DESCRIPTION
INFORMATION
PHOTOGALLERY
 
 
From antiquity to the late Byzantine period a key element of daily life were the public baths, where residents not only served their cleanliness and hygiene needs, but also developed social contacts and enjoyed moments of entertainment.

The bath complex in Paramythia, probably built in the late Byzantine or the early Ottoman period (15th cent.), follows the architectural tradition of Greco-Roman and Byzantine times. A characteristic feature of these baths is the underground spaces with clay stanchions (hypocausts), inside which circulated hot air coming from an external hearth (praefurnium). Over hypocausts were the main rooms of the bath, which consisted of hot, tepid and cold section.
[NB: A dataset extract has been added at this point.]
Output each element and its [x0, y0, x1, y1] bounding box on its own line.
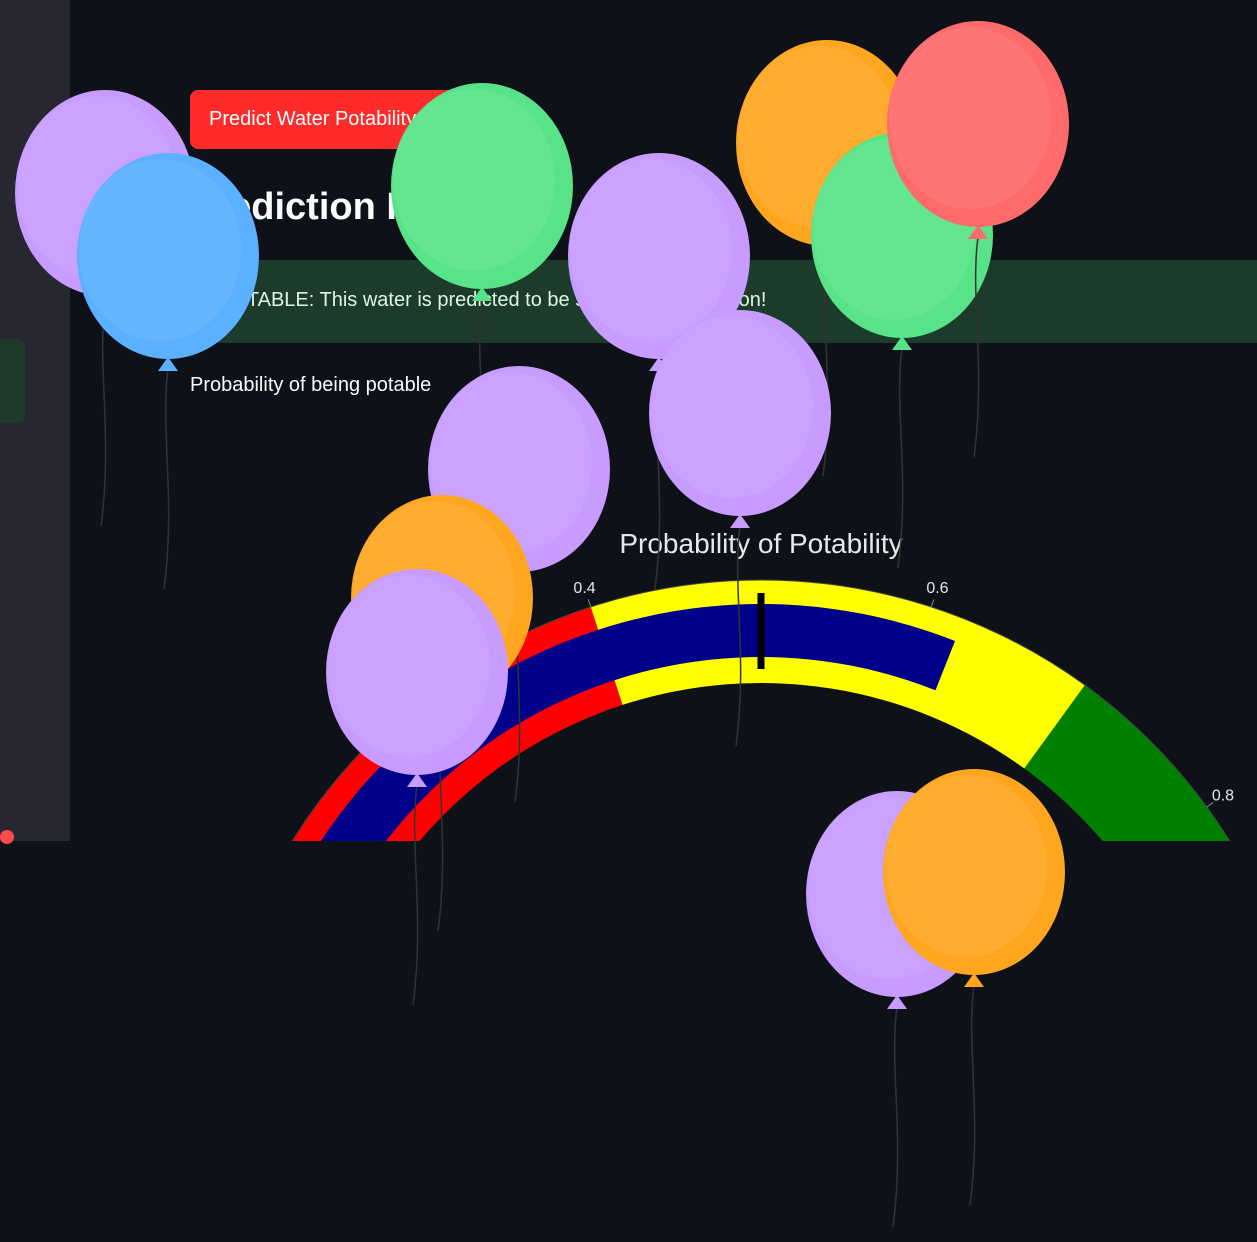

The bath in Paramythia consists of three main and three auxiliary rooms and a cistern, which were roofed with domes and arches. On the north side, there was the vestiary with a marble hexagon perirrhanterion (fountain) at its center. An arched door leaded from the vestiary to the vestibule of the tepid section (tepidarium) of the bath, under the marble floor of which there were rectangular hypocausts. Hypocausts existed also under the adjacent to the south warm section (caldarium) of the bath. The heating came from an external hearth through clay pipes that channeled hot air behind the walls and under the floors. On the east side of the building there was the cold section (frigidarium) of the bath, where the customer ended his bath with perfusion with cold water. At the SE corner, there was a small tank which provided water to the bath complex.